As general purpose vision models get increasingly effective at a wide set of tasks, it is imperative that they be consistent across the tasks they support. Inconsistent AI models are considered brittle and untrustworthy by human users and are more challenging to incorporate into larger systems that take dependencies on their outputs.

Measuring consistency between very heterogeneous tasks that might include outputs in different modalities is challenging since it is difficult to determine if the predictions are consistent with one another. As a solution, we introduce a benchmark dataset, CoCoCON, where we use contrast sets created by modifying test instances for multiple tasks in small but semantically meaningful ways to change the gold label, and outline metrics for measuring if a model is consistent by ranking the original and perturbed instances across tasks. We find that state-of-the-art systems suffer from a surprisingly high degree of inconsistent behavior across tasks, especially for more heterogeneous tasks.

Finally, we propose using a rank correlation-based auxiliary objective computed over large automatically created cross-task contrast sets to improve the multi-task consistency of large unified models, while retaining their original accuracy on downstream tasks.

What is Cross-Task Inconsistency?


Dataset Construction


Step-by-step demonstration of the automated pipeline for generating contrast sets for CoCoCON. Contrast sets generated from this pipeline for the validation split of COCO are subjected to manual filtering and then used to prepare the \dataset{} benchmark.

Examples from CoCoCON benchmark


For each example, we show the relevant image (left), the ground truth caption, VQA question, or image generation prompt for the image with the perturbed concept in green (middle), the set of perturbations used to generate alternative answers and predictions from Unified-IO XL for VQA (V), image generation (G) and localization (L) (right columns). ✅ and ❌ indicate scenarios where the model predictions for captioning and the corresponding task for that particular contrast set are consistent and inconsistent respectively. ‘-’ denotes a lack of localization annotations for the given sample.

How to evaluate consistency between heterogeneous output modalities?


We use the unified models' likelihoods for each gold and contrast labels of each task to rank the outputs of anchor task (image captioning) and a target task (VQA, localization, text-to-image generation). If the gold outputs or contrast ouputs for both tasks are ranked higher, model is consistenct, otherwise it is inconsistent. With this method, we avoid having to compare hetergenous modalities e.g., a bounding box vs. a caption.


We evaluate pretrained models on the COCOCON benchmark. (a) % Consistency of Unified-IO XL and OFA-HUGE models for varying difficulty (k) and all tasks in COCOCON, (b) % consistency (k=1) values for different sizes of Unified-IO models and (c) comparison of % accuracy with % consistency (k=1) values for all sizes of OFA models and our OFACon model.

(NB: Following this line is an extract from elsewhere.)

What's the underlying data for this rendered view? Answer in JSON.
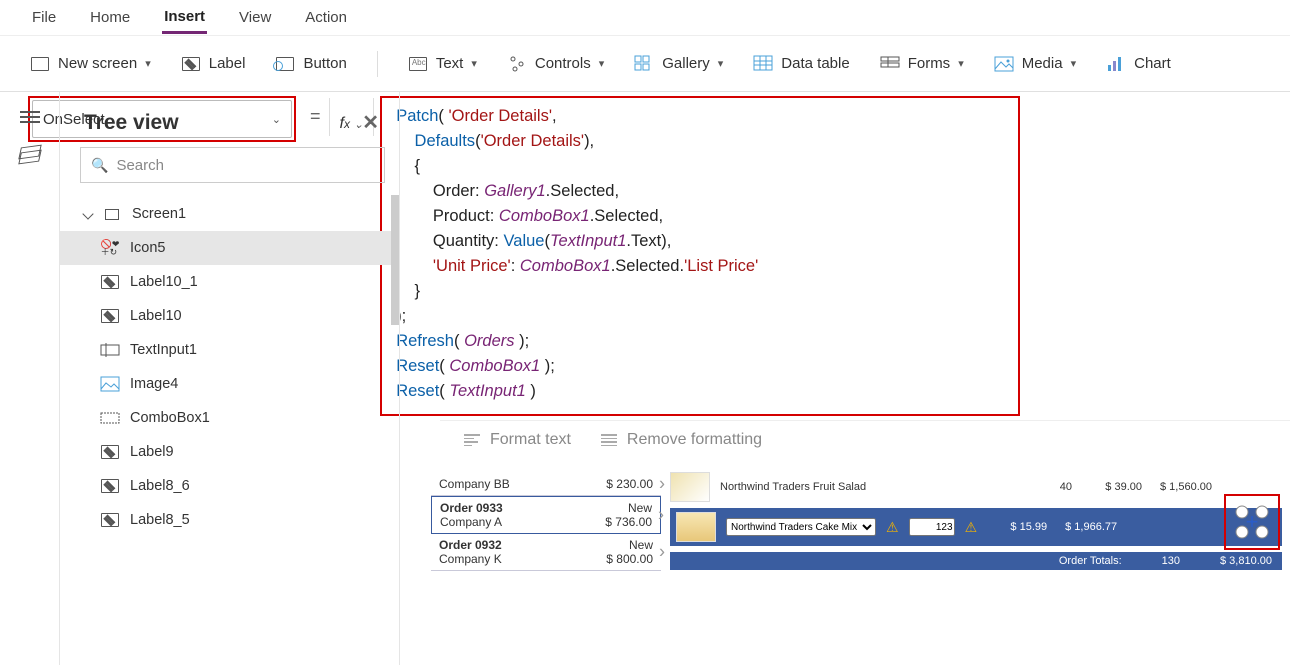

  • Models are more inconsistent across tasks of diverse modalities. Unified-IO and OFA demostrate higher inconsistency in image captioning vs. text-to-image generation than in image captioning vs. visual question answering (VQA).
  • Models are inconsistent at hard as well as easy contrast sets. CoCoCON contains contrast sets of varying difficulties. While models are more consistent at easier contrast sets, the consistency is far from 100%, especially across tasks of varying modalities.
  • Larger multi-task models are more accurate as well as consistent. Larger versions of Unified-IO and OFA models demonstrate higher accuracy as well as consistency on CoCoCON.
  • Models are more accurate than consistent. This suggests that when models make mistakes for one task they rarely make the same kind of mistakes on the other tasks, which is what would allow a model to achieve high consistency independently of accuracy
  • Models capable of performing more tasks are more inconsistent.Unified-IO models exhibit more inconsistency than OFA models that are trained to perform only a subset of the tasks comprising Unified-IO's capabilities.